With the national debate on the Second Amendment all over the news, we thought it would be interesting to see the exact wording of the order that was issued the last time Government tried to seize the citizen’s arms.
General Thomas Gage
April 18, 1775
Lieut. Colonel Smith, 10th Regiment ’Foot,
Having received intelligence, that a quantity of Ammunition, Provisions, Artillery, Tents and small Arms, have been collected at Concord, for the Avowed Purpose of raising and supporting a Rebellion against His Majesty, you will March with a Corps of Grenadiers and Light Infantry, put under your Command, with the utmost expedition and Secrecy to Concord, where you will seize and distroy all Artillery, Ammunition, Provisions, Tents, Small Arms, and all Military Stores whatever. But you will take care that the Soldiers do not plunder the Inhabitants, or hurt private property.

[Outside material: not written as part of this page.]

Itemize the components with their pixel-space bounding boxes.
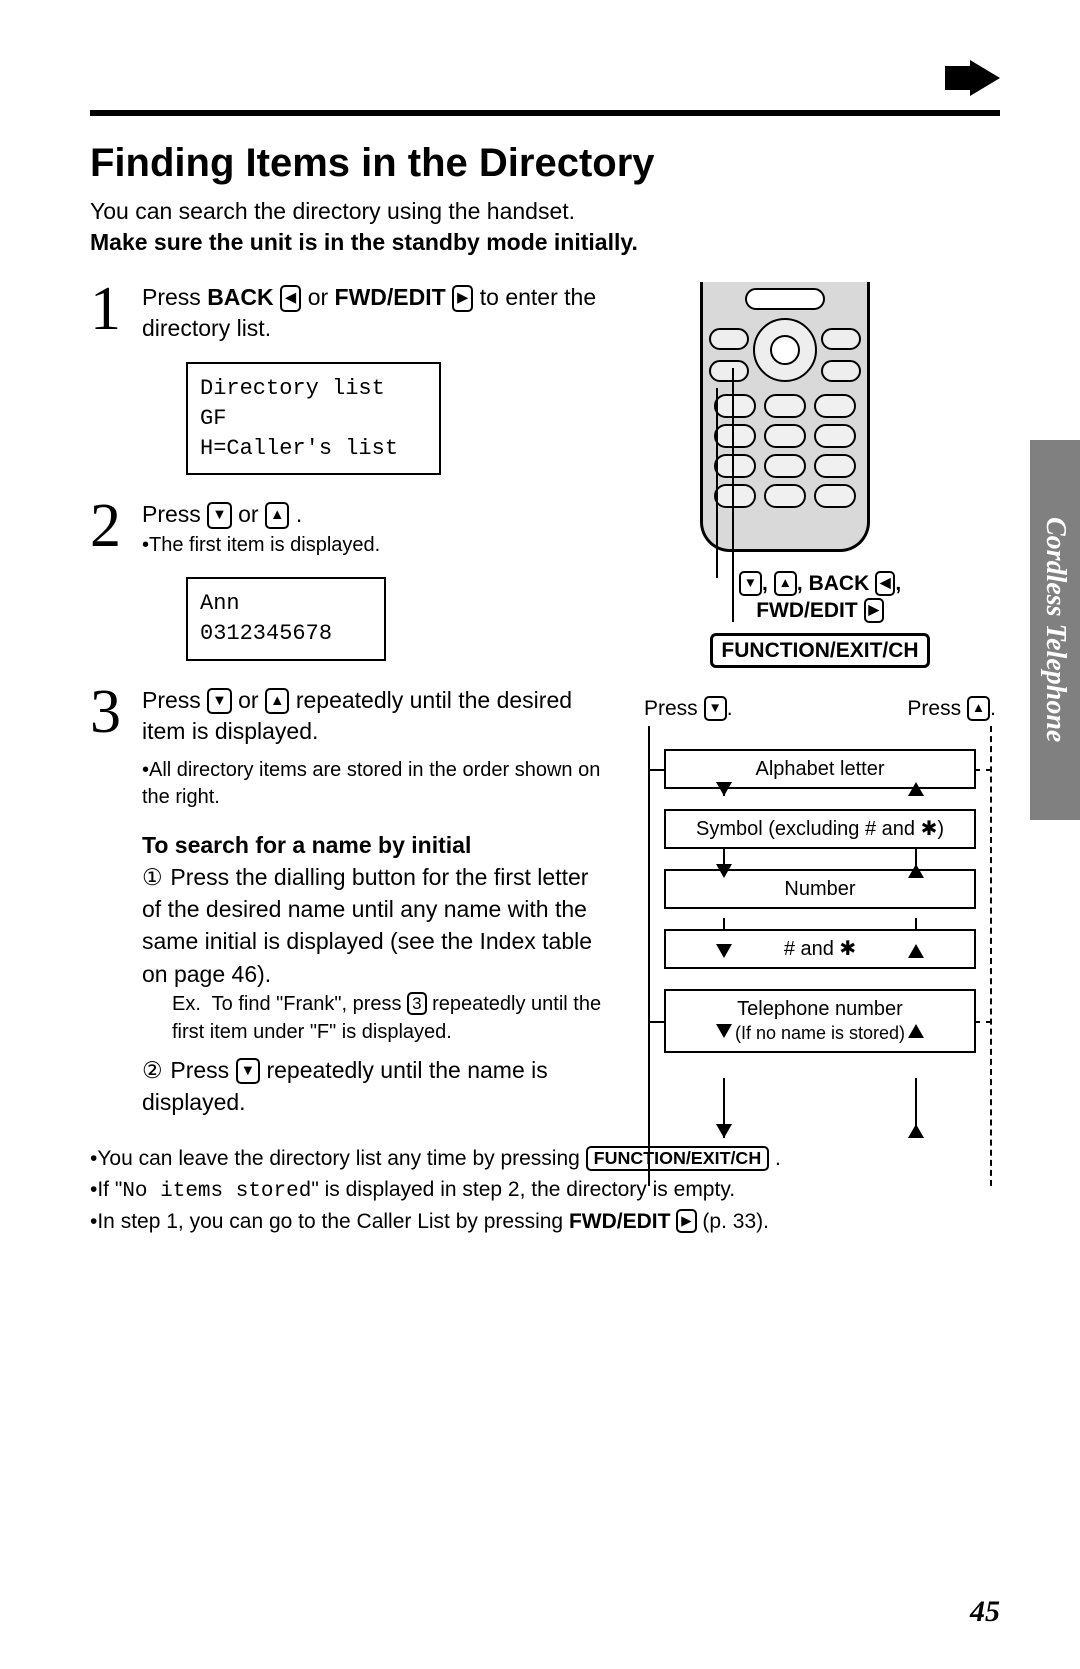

You have a Draught of Concord, on which is marked the Houses, Barns, &c, which contain the above military Stores. You will order a Trunion to be knocked off each Gun, but if its found impracticable on any, they must be spiked, and the Carriages destroyed. The Powder and flower must be shook out of the Barrels into the River, the Tents burnt, Pork or Beef destroyed in the best way you can devise. And the Men may put Balls of lead in their pockets, throwing them by degrees into Ponds, Ditches &c., but no Quantity together, so that they may be recovered afterwards. If you meet any Brass Artillery, you will order their muzzles to be beat in so as to render them useless.
You will observe by the Draught that it will be necessary to secure the two Bridges as soon as possible, you will therefore Order a party of the best Marchers, to go on with expedition for the purpose.
A small party of Horseback is ordered out to stop all advice of your March getting to Concord before you, and a small number of Artillery go out in Chaises to wait for you on the road, with Sledge Hammers, Spikes, &c.
You will open your business and return with the Troops, as soon as possible, with I must leave to your own Judgment and Discretion.